Супруга картежника покачала головой:
– Никогда не слышала. А кто это?
Оперативники переглянулись. Эта замученная, бедная женщина была погружена в вечные проблемы о хлебе насущном и вряд ли могла им помочь. Наверняка она не знала друзей мужа, да и знать не хотела. Они воплощали в себе вселенское зло, ассоциируясь с карточными долгами.
Цеков и Бочкин попрощались с ней и поспешили в салон красоты, надеясь, что ее непутевый супруг окажется более полезным.
Глава 36
Кеш. 1365 г.
Тимур разглядывал Хусейна, с жадностью поедавшего вареную баранину и облизывавшего засаленные пальцы, с интересом и изумлением. За то короткое время, что они не виделись, так называемый брат еще больше потолстел и обрюзг. Хитрые глаза стали у`же, будто тоже заплыли жиром, губы – толще и краснее.
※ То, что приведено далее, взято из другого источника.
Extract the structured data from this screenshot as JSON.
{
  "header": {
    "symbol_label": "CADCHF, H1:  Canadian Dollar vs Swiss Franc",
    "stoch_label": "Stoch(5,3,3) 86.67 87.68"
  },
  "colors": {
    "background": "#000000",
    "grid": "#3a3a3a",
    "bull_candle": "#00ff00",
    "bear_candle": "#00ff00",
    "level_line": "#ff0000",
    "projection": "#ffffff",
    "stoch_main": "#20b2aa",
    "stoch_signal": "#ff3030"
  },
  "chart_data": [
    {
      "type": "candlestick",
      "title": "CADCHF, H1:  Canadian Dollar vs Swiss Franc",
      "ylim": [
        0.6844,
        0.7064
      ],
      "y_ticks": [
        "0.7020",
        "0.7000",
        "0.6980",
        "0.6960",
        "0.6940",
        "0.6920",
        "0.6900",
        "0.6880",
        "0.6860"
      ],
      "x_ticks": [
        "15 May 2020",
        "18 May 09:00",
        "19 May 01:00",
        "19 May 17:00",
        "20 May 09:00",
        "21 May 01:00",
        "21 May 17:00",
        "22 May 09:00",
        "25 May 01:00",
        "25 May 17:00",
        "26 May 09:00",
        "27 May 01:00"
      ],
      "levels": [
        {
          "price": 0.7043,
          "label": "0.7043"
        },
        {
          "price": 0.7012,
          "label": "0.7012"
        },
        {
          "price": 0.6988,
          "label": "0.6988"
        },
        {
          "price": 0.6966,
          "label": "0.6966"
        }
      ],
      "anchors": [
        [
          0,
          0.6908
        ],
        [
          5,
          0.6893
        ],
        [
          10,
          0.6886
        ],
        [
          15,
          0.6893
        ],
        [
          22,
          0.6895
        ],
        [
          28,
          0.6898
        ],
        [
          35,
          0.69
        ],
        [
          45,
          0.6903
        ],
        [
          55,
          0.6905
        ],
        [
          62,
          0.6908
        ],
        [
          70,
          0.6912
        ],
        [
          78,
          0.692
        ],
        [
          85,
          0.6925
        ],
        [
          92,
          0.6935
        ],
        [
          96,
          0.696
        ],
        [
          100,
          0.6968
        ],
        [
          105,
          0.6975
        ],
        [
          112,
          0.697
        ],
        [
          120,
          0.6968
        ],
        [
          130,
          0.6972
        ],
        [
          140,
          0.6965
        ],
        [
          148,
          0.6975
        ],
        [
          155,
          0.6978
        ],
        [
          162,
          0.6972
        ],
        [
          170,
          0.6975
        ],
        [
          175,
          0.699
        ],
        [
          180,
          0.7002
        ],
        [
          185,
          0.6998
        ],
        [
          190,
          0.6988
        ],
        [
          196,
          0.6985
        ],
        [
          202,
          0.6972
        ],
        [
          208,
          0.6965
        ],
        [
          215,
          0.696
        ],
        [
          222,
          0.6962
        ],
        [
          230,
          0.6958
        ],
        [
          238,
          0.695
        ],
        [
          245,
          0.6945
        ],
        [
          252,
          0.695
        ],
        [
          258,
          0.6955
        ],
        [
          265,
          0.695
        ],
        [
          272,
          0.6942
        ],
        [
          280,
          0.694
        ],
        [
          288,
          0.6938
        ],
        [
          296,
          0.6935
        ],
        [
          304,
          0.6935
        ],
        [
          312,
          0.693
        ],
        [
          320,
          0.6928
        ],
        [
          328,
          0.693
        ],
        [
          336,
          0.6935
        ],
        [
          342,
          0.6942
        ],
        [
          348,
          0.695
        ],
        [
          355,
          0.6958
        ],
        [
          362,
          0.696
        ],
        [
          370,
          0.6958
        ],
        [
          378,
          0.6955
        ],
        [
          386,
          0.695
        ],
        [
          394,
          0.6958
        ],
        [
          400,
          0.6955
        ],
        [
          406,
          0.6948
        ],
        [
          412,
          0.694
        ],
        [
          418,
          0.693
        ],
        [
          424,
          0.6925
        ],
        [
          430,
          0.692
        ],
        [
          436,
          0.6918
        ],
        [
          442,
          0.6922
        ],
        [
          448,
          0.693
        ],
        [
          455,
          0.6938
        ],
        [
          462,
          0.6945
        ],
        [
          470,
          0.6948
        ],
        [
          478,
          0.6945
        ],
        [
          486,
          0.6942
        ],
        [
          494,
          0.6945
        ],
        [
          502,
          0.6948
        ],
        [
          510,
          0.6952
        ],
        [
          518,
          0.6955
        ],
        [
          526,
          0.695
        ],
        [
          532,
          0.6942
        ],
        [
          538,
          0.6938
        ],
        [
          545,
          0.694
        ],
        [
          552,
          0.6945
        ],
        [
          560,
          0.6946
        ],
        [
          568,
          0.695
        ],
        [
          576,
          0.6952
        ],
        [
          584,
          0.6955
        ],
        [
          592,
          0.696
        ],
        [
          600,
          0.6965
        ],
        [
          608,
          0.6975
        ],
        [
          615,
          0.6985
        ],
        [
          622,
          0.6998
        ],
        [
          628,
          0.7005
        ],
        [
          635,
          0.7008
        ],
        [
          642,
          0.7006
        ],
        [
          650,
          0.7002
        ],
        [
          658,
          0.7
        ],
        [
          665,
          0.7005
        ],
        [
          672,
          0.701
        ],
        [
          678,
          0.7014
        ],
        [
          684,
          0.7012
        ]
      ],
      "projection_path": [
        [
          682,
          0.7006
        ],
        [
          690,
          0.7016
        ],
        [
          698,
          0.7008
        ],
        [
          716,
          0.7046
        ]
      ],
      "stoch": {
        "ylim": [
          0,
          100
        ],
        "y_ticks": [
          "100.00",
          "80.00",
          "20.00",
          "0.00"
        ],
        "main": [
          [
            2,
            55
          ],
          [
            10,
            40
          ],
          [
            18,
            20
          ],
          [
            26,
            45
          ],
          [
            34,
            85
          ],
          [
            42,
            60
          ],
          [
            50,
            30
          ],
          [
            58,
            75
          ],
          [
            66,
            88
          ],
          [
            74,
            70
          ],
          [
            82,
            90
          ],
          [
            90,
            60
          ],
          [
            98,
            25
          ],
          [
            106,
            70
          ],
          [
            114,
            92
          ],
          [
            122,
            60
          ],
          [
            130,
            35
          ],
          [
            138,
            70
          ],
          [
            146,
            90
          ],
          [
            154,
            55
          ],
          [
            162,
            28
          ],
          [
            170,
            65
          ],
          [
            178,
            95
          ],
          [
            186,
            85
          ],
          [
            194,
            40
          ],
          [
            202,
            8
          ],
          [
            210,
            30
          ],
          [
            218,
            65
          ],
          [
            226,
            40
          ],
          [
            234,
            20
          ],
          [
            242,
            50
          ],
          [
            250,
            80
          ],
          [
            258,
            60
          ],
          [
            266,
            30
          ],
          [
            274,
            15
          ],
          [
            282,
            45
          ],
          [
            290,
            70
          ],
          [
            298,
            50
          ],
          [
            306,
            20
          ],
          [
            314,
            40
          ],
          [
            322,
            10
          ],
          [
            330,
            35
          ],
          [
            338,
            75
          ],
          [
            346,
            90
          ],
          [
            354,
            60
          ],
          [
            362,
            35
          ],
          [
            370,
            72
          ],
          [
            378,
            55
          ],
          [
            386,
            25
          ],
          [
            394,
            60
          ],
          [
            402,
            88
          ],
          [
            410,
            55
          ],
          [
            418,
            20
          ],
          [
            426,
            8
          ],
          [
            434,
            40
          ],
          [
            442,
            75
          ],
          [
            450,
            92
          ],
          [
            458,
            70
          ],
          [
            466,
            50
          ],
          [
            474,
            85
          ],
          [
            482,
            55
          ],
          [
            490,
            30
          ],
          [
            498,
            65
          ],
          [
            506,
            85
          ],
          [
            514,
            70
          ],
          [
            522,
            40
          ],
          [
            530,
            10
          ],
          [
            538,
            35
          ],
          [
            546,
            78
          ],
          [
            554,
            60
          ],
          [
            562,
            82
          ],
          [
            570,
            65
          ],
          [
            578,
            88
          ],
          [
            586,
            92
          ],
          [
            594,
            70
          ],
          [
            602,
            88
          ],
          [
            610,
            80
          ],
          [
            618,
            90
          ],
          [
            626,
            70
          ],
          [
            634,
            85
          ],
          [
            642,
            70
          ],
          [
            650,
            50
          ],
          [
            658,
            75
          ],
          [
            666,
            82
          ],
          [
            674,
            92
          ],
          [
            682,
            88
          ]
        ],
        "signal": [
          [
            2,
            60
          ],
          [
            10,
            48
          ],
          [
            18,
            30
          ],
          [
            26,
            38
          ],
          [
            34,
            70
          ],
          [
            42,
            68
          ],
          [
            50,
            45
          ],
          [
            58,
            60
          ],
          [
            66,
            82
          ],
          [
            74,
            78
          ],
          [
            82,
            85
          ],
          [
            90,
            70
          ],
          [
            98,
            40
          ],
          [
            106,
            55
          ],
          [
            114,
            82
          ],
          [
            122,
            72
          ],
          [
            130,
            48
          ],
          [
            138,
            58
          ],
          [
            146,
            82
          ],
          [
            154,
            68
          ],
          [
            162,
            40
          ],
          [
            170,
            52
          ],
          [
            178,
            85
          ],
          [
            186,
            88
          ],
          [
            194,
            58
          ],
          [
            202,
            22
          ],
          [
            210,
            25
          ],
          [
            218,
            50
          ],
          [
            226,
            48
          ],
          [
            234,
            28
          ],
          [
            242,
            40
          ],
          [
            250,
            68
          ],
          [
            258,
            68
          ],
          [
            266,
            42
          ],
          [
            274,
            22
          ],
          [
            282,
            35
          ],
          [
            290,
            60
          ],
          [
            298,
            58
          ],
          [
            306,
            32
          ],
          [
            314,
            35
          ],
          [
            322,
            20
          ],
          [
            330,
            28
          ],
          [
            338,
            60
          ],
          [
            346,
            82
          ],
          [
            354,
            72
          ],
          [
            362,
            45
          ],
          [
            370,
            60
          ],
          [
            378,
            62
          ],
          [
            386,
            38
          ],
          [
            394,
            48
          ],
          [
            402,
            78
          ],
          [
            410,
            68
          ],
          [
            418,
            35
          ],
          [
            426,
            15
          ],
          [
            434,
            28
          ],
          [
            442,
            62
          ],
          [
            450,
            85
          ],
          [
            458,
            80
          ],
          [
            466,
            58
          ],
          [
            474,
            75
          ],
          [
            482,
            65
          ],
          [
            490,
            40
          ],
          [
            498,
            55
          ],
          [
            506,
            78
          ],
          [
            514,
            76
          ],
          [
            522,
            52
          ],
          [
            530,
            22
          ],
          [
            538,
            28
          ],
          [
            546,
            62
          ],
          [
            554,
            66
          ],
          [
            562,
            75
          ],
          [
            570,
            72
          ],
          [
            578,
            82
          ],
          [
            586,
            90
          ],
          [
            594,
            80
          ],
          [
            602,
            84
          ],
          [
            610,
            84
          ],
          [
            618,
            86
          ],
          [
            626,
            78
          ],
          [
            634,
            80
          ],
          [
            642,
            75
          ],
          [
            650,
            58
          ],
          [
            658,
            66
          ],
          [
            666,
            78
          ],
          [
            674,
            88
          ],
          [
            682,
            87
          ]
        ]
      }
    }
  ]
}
– Клянусь Аллахом, Ерген принес отличную веcть, – голос его грохотал во дворе, как звук камней, падавших с горы. – Значит, мы можем войти в Самарканд хоть завтра.
Тамерлан покачал головой:
– Нет, не можем. Мы не знаем намерений сербедаров. И потом, мятежники есть мятежники. Сегодня они поднялись против Ильяса-Ходжи, а завтра поднимутся против нас.
– Что же ты намерен предпринять? – Хусейн подставил руки под струю воды, которую слуга лил ему из кувшина.
– Я полагаю пригласить этих так называемых вождей к нам в лагерь, который мы разобьем, скажем, в Кан-и-Гиле, – в раздумье проговорил Тимур. – Мы пообещаем им грамоты, власть и деньги. А потом… – на его тонких губах появилась злая усмешка. – А потом мы отправим их к Аллаху. Так мне будет спокойнее.
Хусейн тоже усмехнулся:
– Да, ты всегда говоришь дело. – Он встал. – Что ж, спасибо за угощение, Тимур. Мне нужно отдохнуть с дороги. – Эмир повернулся к сестре, которая застыла, как изваяние, готовая исполнить любую просьбу своего супруга. – Ульджай, проведи меня в покои.
Женщина бросила взгляд на мужа, и он кивнул.
– Пойдем, – она провела брата в дом и указала ему просторную комнату. – Отдыхай, Хусейн.
– Подожди! – Он схватил ее за руку и, рванув на себя, задышал в ухо. – Я давно тебя не видел и хочу поговорить с тобой. Ты знаешь, что твой супруг разлюбил тебя?
Она усмехнулась полными губами:
– Правда? Об этом мне ничего не известно. Но ты, наверное, знаешь лучше. Интересно, откуда? В пустыне рассказывал об этом верблюд?
– Он берет третью жену, – прошептал Хусейн, оглядываясь. – Разве это не подтверждение моих слов?
– Он может взять еще десять жен, если захочет. – В лице Ульджай ничто не изменилось. – Разве у тебя их две? О твоем гареме слагают легенды.
Хусейн скривился:
– Сейчас речь не обо мне. Что бы ты сказала, если бы мне удалось воспрепятствовать этому браку?